Accordingly, although I concur in the result I am unable to entirely join Judge Benavides’ opinion.
. Appellant was convicted of violating 18 U.S.C. § 844(i) which proscribes arson of “any building, vehicle, or other real or personal property used in interstate or foreign commerce or in any activity affecting interstate or foreign commerce.” It is evident that the church building that appellant burned was not "used in interstate or foreign commerce,” and on appeal the Government merely argues that "Defendant’s arson of the Hopewell United Methodist Church was a crime under Section 844(i) because the Church building was used in an activity affecting interstate commerce” and that the burned church was "a building used in an activity affecting commerce.” Judge Bena-vides’ opinion does not suggest that either the first or second Lopez categories are involved or that the church building was "used in interstate or foreign commerce.”
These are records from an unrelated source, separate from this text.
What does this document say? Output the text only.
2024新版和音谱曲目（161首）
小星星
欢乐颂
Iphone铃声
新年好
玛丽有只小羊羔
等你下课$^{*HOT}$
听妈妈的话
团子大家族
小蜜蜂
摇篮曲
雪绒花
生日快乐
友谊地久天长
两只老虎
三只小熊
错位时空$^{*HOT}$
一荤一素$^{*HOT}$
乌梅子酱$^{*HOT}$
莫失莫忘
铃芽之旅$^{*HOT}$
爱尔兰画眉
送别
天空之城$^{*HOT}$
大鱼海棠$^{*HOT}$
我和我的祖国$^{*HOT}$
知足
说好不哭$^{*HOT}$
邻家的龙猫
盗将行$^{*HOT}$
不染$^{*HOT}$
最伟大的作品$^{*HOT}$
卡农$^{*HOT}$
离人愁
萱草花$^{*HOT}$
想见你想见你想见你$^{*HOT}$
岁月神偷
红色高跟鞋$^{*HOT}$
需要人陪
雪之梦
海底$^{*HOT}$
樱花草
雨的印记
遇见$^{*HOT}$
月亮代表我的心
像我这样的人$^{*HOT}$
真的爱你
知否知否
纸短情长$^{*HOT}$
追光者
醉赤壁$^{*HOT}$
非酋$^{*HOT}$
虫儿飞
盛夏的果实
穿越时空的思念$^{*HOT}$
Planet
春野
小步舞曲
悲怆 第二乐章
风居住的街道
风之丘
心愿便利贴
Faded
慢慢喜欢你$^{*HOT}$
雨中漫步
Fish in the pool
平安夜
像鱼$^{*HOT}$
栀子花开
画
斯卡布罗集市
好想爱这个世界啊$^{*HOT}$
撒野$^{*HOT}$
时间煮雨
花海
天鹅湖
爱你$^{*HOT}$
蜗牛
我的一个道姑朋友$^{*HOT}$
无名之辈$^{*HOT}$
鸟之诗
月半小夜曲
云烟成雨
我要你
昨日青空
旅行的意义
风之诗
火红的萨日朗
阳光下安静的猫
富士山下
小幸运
. Cf. Lopez, 115 S.Ct. at 1633: "We do not doubt that Congress has authority under the Commerce Clause to regulate numerous commercial activities that substantially affect interstate commerce and also affect the educational process" (emphasis added). Surely the nation’s churches are no more within the reach of the Commerce Clause than its educational processes.
. See, e.g., Lopez, 115 S.Ct. at 1633, quoting approvingly from Justice Cardozo’s concurring opinion in A.L.A. Schechter Poultry Corp. v. U.S., 295 U.S. 495, 55 S.Ct. 837, 853, 79 L.Ed. 1570 (1935), " 'A society such as our "is an elastic medium which transmits all tremors throughout its territory; the only question is of their size”
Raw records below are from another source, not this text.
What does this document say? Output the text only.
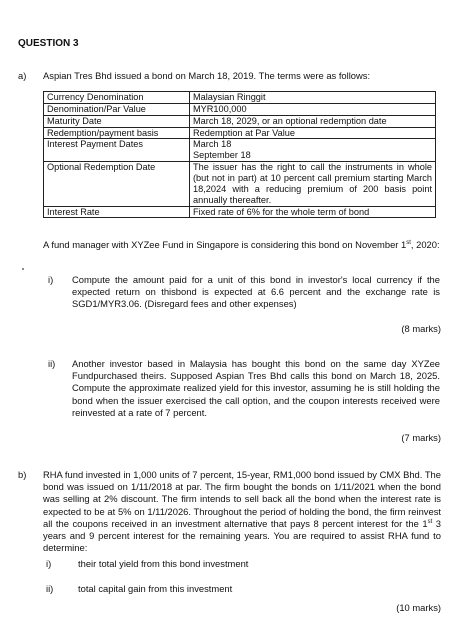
QUESTION 3
a) Aspian Tres Bhd issued a bond on March 18, 2019. The terms were as follows:
Currency Denomination	Malaysian Ringgit

Denomination/Par Value	MYR100,000

Maturity Date	March 18, 2029, or an optional redemption date

Redemption/payment basis	Redemption at Par Value

Interest Payment Dates	March 18
September 18

Optional Redemption Date	The issuer has the right to call the instruments in whole (but not in part) at 10 percent call premium starting March 18,2024 with a reducing premium of 200 basis point annually thereafter.

Interest Rate	Fixed rate of 6% for the whole term of bond
A fund manager with XYZee Fund in Singapore is considering this bond on November 1st, 2020:
i) Compute the amount paid for a unit of this bond in investor's local currency if the expected return on thisbond is expected at 6.6 percent and the exchange rate is SGD1/MYR3.06. (Disregard fees and other expenses)
(8 marks)
ii) Another investor based in Malaysia has bought this bond on the same day XYZee Fundpurchased theirs. Supposed Aspian Tres Bhd calls this bond on March 18, 2025. Compute the approximate realized yield for this investor, assuming he is still holding the bond when the issuer exercised the call option, and the coupon interests received were reinvested at a rate of 7 percent.
(7 marks)
b) RHA fund invested in 1,000 units of 7 percent, 15-year, RM1,000 bond issued by CMX Bhd. The bond was issued on 1/11/2018 at par. The firm bought the bonds on 1/11/2021 when the bond was selling at 2% discount. The firm intends to sell back all the bond when the interest rate is expected to be at 5% on 1/11/2026. Throughout the period of holding the bond, the firm reinvest all the coupons received in an investment alternative that pays 8 percent interest for the 1st 3 years and 9 percent interest for the remaining years. You are required to assist RHA fund to determine:
i)	their total yield from this bond investment
ii)	total capital gain from this investment
(10 marks)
. Lopez, 115 S.Ct. at 1628 notes that in Wickard v. Filburn, 317 U.S. 111, 63 S.Ct. 82, 87 L.Ed. 122 (1942) "Filburn’s own contribution to the demand for wheat may have been trivial by itself,” and, at 1631, quotes approvingly from the statement in Maryland v. Wirtz, 392 U.S. 183, 88 S.Ct. 2017, 2024 n. 27, 20 L.Ed.2d 1020 (1968), referring to the decision there and in Wickard, that "[t]he Court has said only that where a general regulatory statute bears a substantial relation to commerce, the de minimis character of individual instances arising under that statute is of no consequence” (emphasis supplied by Lopez ).
. And, as we observed in Bird, 124 F.3d at 682, n. 15:
"Certainly when Congress is regulating inter state commercial activity, its reason for doing so is immaterial. But where, as here, Congress is regulating purely intra state, noncommercial activity because of its substantial affect on interstate commerce, the purpose must in fact be to regulate interstate commerce. ‘Let the end be legitimate, let it be within the scope of the constitution, and all means which are appropriate, which are plainly adapted to that end, which are not prohibited, but consist with the letter and spirit of the constitution, are constitutional.' M’Culloch v. Maryland, 17 U.S. (4 Wheat.) 316, 421, 4 L.Ed. 579 (1819) (emphasis added). See also id. at 423 ('should Congress, under the pretext of executing its powers, pass laws for the accomplishment of objects not entrusted to the government,' Supreme Court would be bound to hold law invalid).’’
. I observe that the terms of the Hobbs Act, 18 U.S.C. § 1951, at least require that the there proscribed robbery be one which "affects [interstate] commerce," while, as I have noted, section 844(i) has no such requirement respecting its proscribed arson of property used in any activity affecting interstate commerce.